Closed aaj3f closed 10 months ago

aaj3f commented 11 months ago

Description

Similar to fluree/core#19, the syntax of the http-api-gateway /transact endpoint needs to be updated to be standards-compliant rather than use the Fluree proprietary syntax of { ledger: "example/ledger", txn: { ... } }

The JSON-LD compliant way of naming the graph/ledger to which a dataset belongs is to use the top-level keys @id + @graph, such that the @id becomes the identifier/name of the graph/ledger and @graph describes the data existing within that graph/ledger. Thus, the following two examples specify, first, the current syntax used by http-api-gateway and, second, the desired, standards-compliant syntax

{
    "ledger": "example/ledger",
    "txn": {
        "@context": { "schema": "http://schema.org/" },
        "@id": "schema:fluree",
        "@type": "schema:Organization",
        "schema:description": "We ❤️ Data"
    }
}
{
    "@context": { "schema": "http://schema.org/" },
    "@id": "example/ledger",
    "@graph": {
        "@id": "schema:fluree",
        "@type": "schema:Organization",
        "schema:description": "We ❤️ Data"
    }
}

Implementation Details

A few considerations:

{
    "@context": { ... },
    "@graph": [
        {
            "@id": "ledger/one",
            "@graph": {
                "@id": "ex:andrew",
                "schema:name": "Andrew"
            }
        },
        {
            "@id": "ledger/two",
            "@graph": {
                "@id": "ex:ben",
                "schema:name": "Ben"
            }
        }
    ]
}
mpoffald commented 11 months ago

How is this new top-level "@context" meant to interact with the existing "defaultContext" behavior?
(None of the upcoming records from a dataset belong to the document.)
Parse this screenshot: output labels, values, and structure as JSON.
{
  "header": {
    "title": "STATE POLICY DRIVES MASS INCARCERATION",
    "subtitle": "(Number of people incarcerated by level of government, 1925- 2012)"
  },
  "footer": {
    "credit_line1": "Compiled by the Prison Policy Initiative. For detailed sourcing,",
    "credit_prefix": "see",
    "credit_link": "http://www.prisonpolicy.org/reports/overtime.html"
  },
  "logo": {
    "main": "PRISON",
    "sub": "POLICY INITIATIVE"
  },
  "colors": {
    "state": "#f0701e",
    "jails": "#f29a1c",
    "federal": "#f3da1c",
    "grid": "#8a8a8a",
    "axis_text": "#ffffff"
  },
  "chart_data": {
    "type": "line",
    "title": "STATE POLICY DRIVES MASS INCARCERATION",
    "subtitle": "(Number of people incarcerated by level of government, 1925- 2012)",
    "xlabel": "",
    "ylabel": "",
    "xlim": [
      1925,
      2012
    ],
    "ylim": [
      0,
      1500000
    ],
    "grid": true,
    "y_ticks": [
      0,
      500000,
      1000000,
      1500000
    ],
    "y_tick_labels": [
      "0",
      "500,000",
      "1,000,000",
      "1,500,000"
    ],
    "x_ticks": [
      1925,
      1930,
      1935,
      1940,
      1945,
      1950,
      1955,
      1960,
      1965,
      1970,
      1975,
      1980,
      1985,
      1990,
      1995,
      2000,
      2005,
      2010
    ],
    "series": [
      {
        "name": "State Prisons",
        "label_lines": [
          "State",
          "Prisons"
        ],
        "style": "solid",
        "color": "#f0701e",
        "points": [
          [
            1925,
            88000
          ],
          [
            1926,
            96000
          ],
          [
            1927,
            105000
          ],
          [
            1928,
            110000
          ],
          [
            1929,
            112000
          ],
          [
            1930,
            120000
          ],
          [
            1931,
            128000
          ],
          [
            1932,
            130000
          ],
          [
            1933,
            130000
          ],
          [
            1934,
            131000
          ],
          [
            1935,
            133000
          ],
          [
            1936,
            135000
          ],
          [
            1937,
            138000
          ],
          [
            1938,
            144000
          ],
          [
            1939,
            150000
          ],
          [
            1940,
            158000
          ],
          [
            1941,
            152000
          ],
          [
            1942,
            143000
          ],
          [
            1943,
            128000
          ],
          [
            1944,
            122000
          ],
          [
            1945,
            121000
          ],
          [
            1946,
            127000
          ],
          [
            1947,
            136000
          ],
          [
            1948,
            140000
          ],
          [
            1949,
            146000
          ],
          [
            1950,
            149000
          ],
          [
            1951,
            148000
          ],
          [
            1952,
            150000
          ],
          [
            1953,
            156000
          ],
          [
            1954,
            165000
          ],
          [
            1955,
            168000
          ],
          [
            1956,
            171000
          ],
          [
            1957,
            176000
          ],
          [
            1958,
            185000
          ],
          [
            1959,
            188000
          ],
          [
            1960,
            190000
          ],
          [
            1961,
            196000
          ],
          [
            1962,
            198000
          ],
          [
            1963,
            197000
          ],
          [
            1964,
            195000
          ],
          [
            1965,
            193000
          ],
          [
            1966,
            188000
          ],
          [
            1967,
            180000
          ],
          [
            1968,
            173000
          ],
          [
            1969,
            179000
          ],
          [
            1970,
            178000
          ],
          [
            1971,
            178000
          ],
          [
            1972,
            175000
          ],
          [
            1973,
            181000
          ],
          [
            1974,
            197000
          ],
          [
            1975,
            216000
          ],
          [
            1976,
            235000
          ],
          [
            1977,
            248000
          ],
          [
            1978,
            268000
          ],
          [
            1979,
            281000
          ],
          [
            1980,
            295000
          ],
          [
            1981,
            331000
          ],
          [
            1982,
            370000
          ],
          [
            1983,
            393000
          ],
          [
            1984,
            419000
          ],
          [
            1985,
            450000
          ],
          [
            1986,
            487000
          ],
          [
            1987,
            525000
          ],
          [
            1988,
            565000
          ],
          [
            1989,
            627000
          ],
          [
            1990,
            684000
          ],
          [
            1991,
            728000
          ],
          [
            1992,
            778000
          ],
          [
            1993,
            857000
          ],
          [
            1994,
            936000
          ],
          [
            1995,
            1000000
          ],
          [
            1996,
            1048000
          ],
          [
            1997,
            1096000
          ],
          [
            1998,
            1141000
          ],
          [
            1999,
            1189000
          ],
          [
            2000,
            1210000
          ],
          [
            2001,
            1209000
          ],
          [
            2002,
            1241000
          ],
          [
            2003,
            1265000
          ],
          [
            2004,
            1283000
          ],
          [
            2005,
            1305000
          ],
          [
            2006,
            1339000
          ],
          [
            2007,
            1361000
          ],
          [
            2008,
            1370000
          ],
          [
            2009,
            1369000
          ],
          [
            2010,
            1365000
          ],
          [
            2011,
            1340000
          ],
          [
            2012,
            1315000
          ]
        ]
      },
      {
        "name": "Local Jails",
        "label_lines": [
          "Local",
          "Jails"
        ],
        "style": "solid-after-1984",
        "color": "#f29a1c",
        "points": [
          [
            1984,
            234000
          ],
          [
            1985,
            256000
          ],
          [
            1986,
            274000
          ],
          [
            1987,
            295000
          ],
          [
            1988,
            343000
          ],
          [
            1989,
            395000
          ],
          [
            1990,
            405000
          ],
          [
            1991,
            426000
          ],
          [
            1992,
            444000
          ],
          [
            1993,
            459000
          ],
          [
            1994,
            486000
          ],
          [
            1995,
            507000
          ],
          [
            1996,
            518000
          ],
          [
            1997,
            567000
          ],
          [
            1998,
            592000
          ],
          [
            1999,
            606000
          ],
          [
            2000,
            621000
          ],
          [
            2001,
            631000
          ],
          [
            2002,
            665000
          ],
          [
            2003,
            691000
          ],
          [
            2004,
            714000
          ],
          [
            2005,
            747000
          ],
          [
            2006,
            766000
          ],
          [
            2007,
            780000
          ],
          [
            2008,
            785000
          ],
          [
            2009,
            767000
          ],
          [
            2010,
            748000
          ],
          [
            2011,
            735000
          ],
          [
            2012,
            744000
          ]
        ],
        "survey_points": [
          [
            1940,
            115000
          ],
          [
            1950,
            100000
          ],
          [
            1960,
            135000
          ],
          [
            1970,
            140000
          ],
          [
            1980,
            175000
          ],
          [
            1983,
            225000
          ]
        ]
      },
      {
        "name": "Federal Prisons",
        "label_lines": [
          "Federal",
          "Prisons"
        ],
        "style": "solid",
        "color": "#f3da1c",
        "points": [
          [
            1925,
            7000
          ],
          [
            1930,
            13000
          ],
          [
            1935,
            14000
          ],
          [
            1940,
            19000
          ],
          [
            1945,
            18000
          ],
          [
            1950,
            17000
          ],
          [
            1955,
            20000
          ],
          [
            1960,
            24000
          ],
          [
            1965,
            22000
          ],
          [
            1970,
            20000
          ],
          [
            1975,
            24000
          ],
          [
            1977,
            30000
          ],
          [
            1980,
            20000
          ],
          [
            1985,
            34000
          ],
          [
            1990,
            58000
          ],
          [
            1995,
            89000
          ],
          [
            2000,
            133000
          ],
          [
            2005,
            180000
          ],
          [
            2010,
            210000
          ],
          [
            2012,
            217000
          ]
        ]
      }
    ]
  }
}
Are they the same thing? If not, how are they different?

mpoffald commented 11 months ago

Ok, having thought about this more I think I understand -- the top-level @context is just the same context that would've ordinarily been inside the txn? And therefore has nothing to do with defaultContext.

I just thought it seemed weird to be able supply both defaultContext and @context, and then got confused about what that would mean.